National

Solar energy in Colo. puts gas into shadows

DURANGO, Colo. —The sun had just crested the distant ridge of the Rocky Mountains, but already it was producing enough power for the electric meter on the side of the Smiley Building to spin backward.

For the Shaw brothers, who converted the downtown arts building and community center into a miniature solar power plant two years ago, each reverse rotation subtracts from their monthly electric bill. It also means the building at that moment is producing more electricity from the sun than it needs.

"Backward is good," said John Shaw, who runs Shaw Solar and Energy Conservation, a local solar installation company.

Good for whom?

As La Plata County in southwestern Colorado looks to shift to cleaner sources of energy, solar is becoming the power source of choice even though it still produces only a small fraction of the region's electricity. It's being nudged along by tax credits and rebates, a growing concern about the gases heating up the planet, and the region's plentiful sunshine.

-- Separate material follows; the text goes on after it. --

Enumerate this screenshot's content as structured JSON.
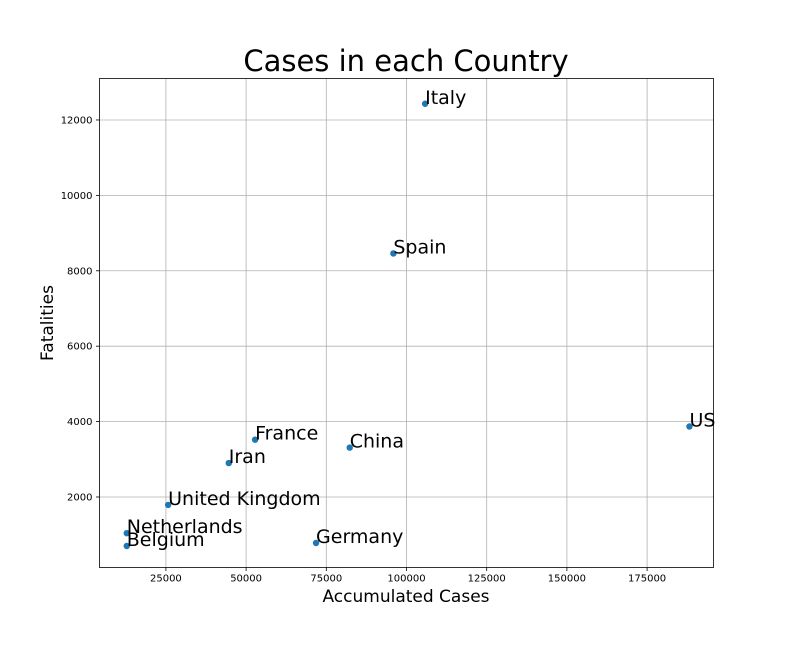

The natural gas industry, which produces more gas here than nearly every other county in Colorado, has been relegated to the shadows.

With the county and city drawing up plans to reduce the emissions blamed for global warming and Congress weighing the first mandatory limits, the industry once again finds itself on the losing side of the debate.

A recent greenhouse-gas inventory of La Plata County found that the thousands of natural gas pumps and processing plants dotting the landscape are the single largest source of heat-trapping pollution locally.

That has the industry bracing for a hit on two fronts if federal legislation passes.

First, it will have to reduce emissions from its production equipment to meet pollution limits, which will drive up costs. Second, as the county's largest consumer of electricity, gas companies probably will see energy bills rise as the local power cooperative is forced to cut gases released from its coal-fired power plants or purchase credits from other companies that reduce emissions.

"Being able to put solar systems on homes is great, you take something off the grid, it is as good as conserving," said Christi Zeller, the executive director of the La Plata Energy Council, a trade group representing about two dozen companies that produce the methane gas trapped within coal buried underground.